NFT Marketplace OpenSea Blocked Cuban Artists
- To comply with American sanctions, leading NFT marketplace OpenSea is systematically delisting Cuban artists and users.
- The development is a setback for Cuban artists who started minting work on the blockchain in early 2021, during the height of the travel restrictions caused by the virus that cost the island vital tourist dollars.
- The decision by OpenSea comes as no surprise to Cuban artists. It continues a 60-year tradition of U.S. sanctions against the nation, which have persisted in the digital era with services.
In accordance with U.S. sanctions law, the largest NFT marketplace on the internet, OpenSea, is removing Cuban artist and collector accounts from its site.
The development is a setback for Cuban artists who started minting work on the blockchain in early 2021, during the height of the travel restrictions caused by the virus that cost the island vital tourist dollars.
An OpenSea spokesperson told Artnet News via email:
“We comply with U.S. sanctions law.
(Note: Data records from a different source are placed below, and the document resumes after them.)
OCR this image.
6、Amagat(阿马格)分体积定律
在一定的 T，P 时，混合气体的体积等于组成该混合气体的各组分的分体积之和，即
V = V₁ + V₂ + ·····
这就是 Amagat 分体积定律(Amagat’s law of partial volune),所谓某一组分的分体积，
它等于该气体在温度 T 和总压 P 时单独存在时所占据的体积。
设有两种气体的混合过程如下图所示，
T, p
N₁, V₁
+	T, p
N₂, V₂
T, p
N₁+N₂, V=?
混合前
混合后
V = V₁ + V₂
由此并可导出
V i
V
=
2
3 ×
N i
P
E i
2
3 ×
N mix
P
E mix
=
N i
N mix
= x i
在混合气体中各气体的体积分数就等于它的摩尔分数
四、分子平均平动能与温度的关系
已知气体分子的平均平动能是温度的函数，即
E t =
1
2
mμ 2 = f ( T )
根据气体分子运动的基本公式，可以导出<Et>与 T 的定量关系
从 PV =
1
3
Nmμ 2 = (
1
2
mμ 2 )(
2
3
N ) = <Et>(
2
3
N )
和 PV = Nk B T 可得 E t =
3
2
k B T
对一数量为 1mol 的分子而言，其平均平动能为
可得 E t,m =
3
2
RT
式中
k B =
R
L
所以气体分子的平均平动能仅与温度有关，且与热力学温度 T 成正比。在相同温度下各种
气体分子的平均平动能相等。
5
Our terms of service explicitly prohibit sanctioned individuals, individuals in sanctioned jurisdictions, or services from using OpenSea.”
Although the majority of distributed ledger technology is by nature decentralized, the cryptocurrency sector still has sizable centralized platforms that adhere to global sanctions.
NFTcuba.ART is currently being progressively barred from a website with more than 120 million monthly visitors. More than 30 Cuban artists’ OpenSea accounts had been delisted as of this writing. NFTs’ underlying technology may be open and decentralized, but the firms hosting its exchange are not.
The decision by OpenSea comes as no surprise to Cuban artists. It comes after 60 years of U.S. sanctions against Cuba, which have persisted into the modern era with the likes of Gitlab, Zoom, MailChimp, and WeTransfer being inaccessible from within Cuba (sometimes even when using a VPN).
One area of misunderstanding stems from the fact that OpenSea quickly changed from a platform that supported and celebrated Cuban artists to one that now imposes a blanket ban on all users, regardless of their other nationalities.